Morgantown should expand its boundaries to bring political representation to the tens of thousands of people who live in urban pockets in the county (technically) and who currently go unrepresented by the city that they realistically live within. The vast bulk of the businesses in the county along the city’s crazy borders would not be here otherwise, would not exist without the city, and yet they do not pay B&O tax like the city businesses that support the city all the while. The result is unfair and a gutting of the local economy which would boom with the stimulus of a city budget that is double, triple, or quadruple its current size. A great economic stimulus would result if the city boundaries were properly fleshed out and newly enabled city initiatives were undertaken. The recently implemented city worker user fee could then be cut or reduced or redirected to, say, parks and rec which would also improve the economy, along with quality of life.
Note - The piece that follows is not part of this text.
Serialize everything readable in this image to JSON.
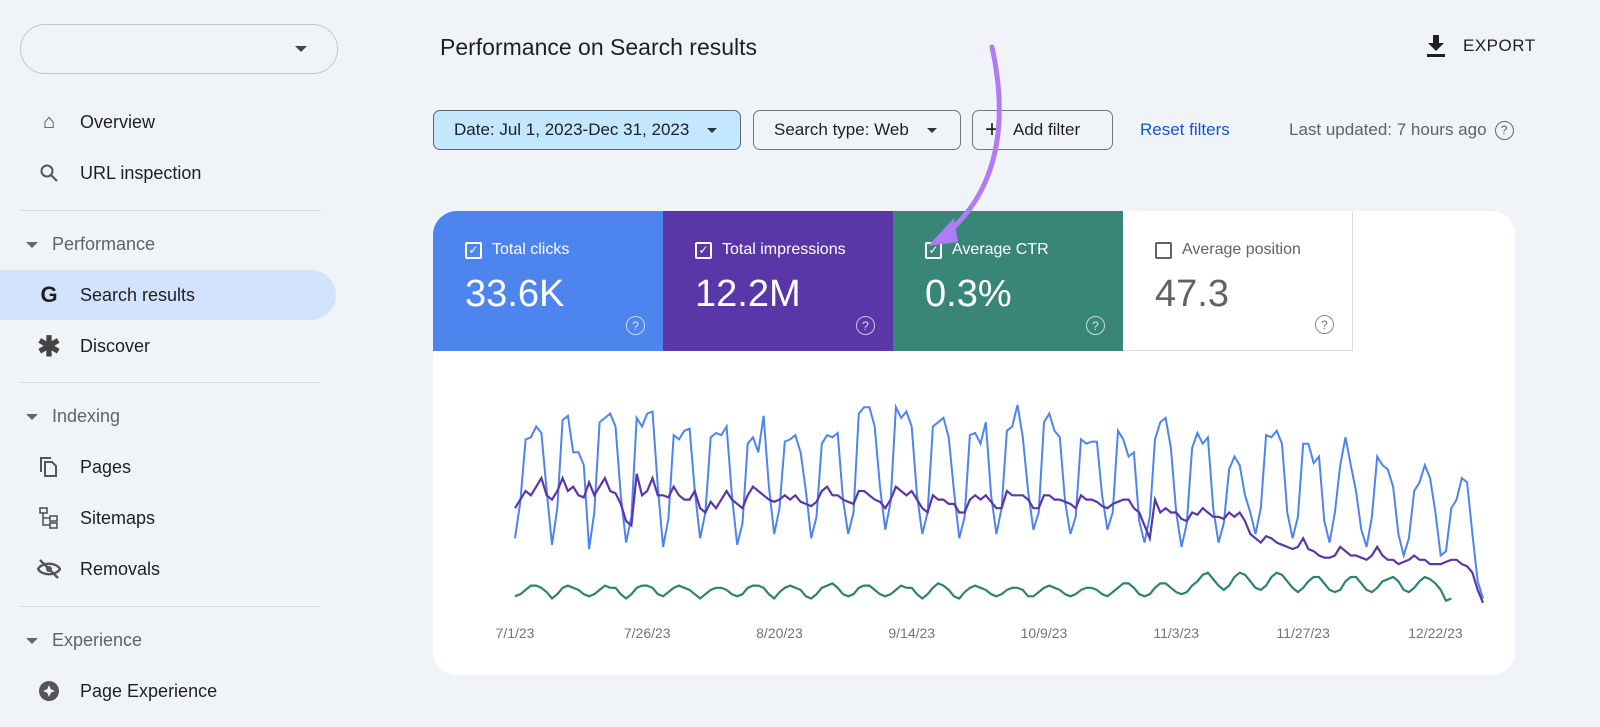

The current County Commissioners and other holdbacks too often appear willing only to point to the airport/business park and riverfront development as the main new efforts of economic stimulus to be pushed in the area. This amounts to basically a con job, a great little con, one that couples with their blaming of WVU and the state for assorted problems. This is often done to divert from their own County negligence. The City Council has done this too. These are negligent and derelict positions compared to pursuing the great public benefits of annexation, which the County Commission is de facto blocking and which the City Council has not remotely led on. Airport business park and riverfront efforts are important, as are equity from WVU and the state, but compared to city and regional benefits from serious annexation…benefits including boosted revenue, jobs, economy, quality of life (zoning, representation, parks, services, utilities, infrastructure, etc)…those 4 diversionary issues are mere tiddlywinks, a pittance. Serious border expansion approximating Morgantown’s Conceptual Urban Growth Boundary, at least, is the minimum that responsible City and County leadership should call for and act toward. Further great initiative is readily at hand.
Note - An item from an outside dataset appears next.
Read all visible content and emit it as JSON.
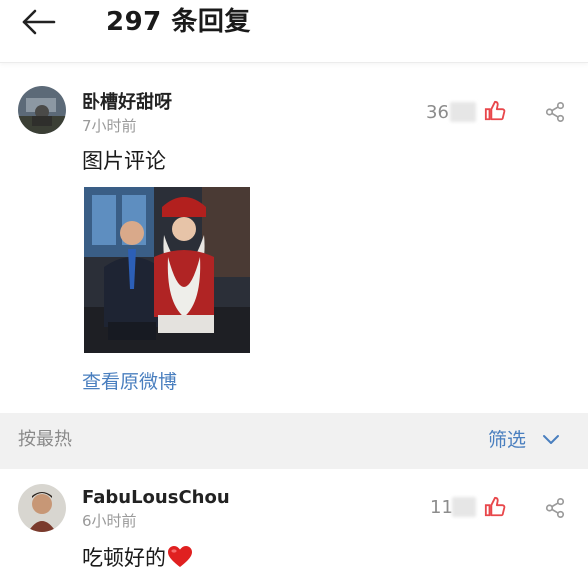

It is long since time for the conversation to grow up among the elected leaders. Otherwise, the County Commission and the City Council will continue to pose as begging wards of mighty WVU and the state. The City Council is moving forward. The County Commissioners will need to join City Councilors in leading on annexation – or be swept out. Patriotism may be the last refuge of the landlords, but after that last refuge, as we’ve seen with the recent City Council election, the landlord mindset figureheads are simply removed from office, when positions that are vacuous, damaging, or otherwise unpopular are revealed for what they are.

Political power consists of opinions and ideas, also money. The money hasn’t gotten out from under the boots of the landlords much, but a lot of opinions and ideas have, and thus so has the power at the city level at least. We’ll see about the county level next. And the state, and beyond.

Is it asking too much of the local leaders of the city of Morgantown and in the county of Monongalia to try to catch up to the leaders of Westover, Charles Town, and Jefferson County? Far from it. A corner has been turned. The voters now seem intent on making certain that local officials get up to speed, just as the recent impressive election results have shown.